Most of the projects under CDF have to do with irrigation, education, health and infrastructure development in each of the country’s 210 constituencies, before the end of the fiscal year.
This is the last full financial year that the current MPs have the monopoly of the projects in their constituencies, because, next year, they’ll have to share their clout with their successors should they lose their seats in the poll.
“We’re racing against time, so we need to expedite the process of setting up the board to ensure that project proposals from individual constituencies are approved,” said Mr Ethuro at Parliament Buildings shortly after his re-election.
He added that he expects the minister to submit names of the nominees to the new Board, which will have to be approved by Parliament before it takes up the job.
“It will be some kind of vetting of all the nominees to the Board before they are approved by the House. We also need to approve the budget of the Board, which under the law is about three per cent of the total allocation to CDF,” said Mr Ethuro, who was also the chairman of the committee, until it was reconstituted by the House on Thursday evening.
Mr Pesa, who takes over from Moses Lessonet (Eldama Ravine MP) as vice chairman, added: “Without the board, the Chief Executive cannot function; she can’t even approve money for the projects. So we need a board in place as soon as possible.”
According to Mr Ethuro, this time round, MPs are keen to ensure that all the allocations to their constituencies are spent well and that the projects are also completed within the financial year.
The government has been keen to ensure that even the stalled projects are concluded in readiness for their being handed over to the counties.
“The government added more money for the incomplete projects, many of them to do with the economic stimulus package,” said Mr Ethuro.
The economic stimulus package proposed the construction of roads, health centres, fresh produce markets, fishponds and an upgrade of schools into Centres of Excellence.
However, because of the vagaries of the long-winded process of public procurement and a tussle between Parliament and the government on the rollout of the projects, most were not completed on schedule.
It has been argued in many quarters that the success of CDF in building schools, dispensaries, grading roads, building bridges, boreholes and bringing piped water to remote villages was one of the reasons why Kenyans overwhelmingly endorsed the new Constitution that harbours the promise of devolution.

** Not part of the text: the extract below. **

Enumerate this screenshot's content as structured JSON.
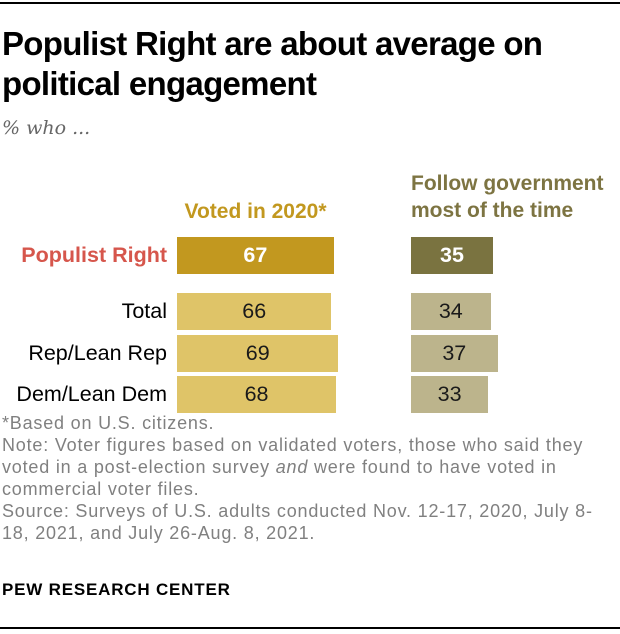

Under the current laws, CDF takes 2.5 per cent of all government revenue and sends it to the constituencies, while the devolved system enshrined in the Constitution –though suspended until after the next polls—directs that a minimum of 15 per cent of revenue be devolved to the 47 counties.
The new CDF Committee has Mr Ethuro as the chairman, Mr Pesa as the deputy, Ms Karua and MPs Abdi Nuh Nassir (Bura), Francis Nyammo (Tetu), Nkoidila ole Lankas (Narok South), Nicolas Gumbo (Rarieda), Justus Kizito (Shinyalu), Alfred Sambu (Webuye), Manson Nyamweya (South Mugirango), and Charles Kilonzo (Yatta).
Mr Nyammo, Mr Lankas, Mr Kizito, Mr Sambu, Mr Nyamweya and Mr Kilonzo did not attend the meeting, but according to the Standing Orders, the quorum for a committee meeting is three, and therefore, according to those who voted in the election say it is legitimate.
Mr David Ngugi (Kinangop) attended the election as an observer –he has no voting rights because he is not a member of the committee.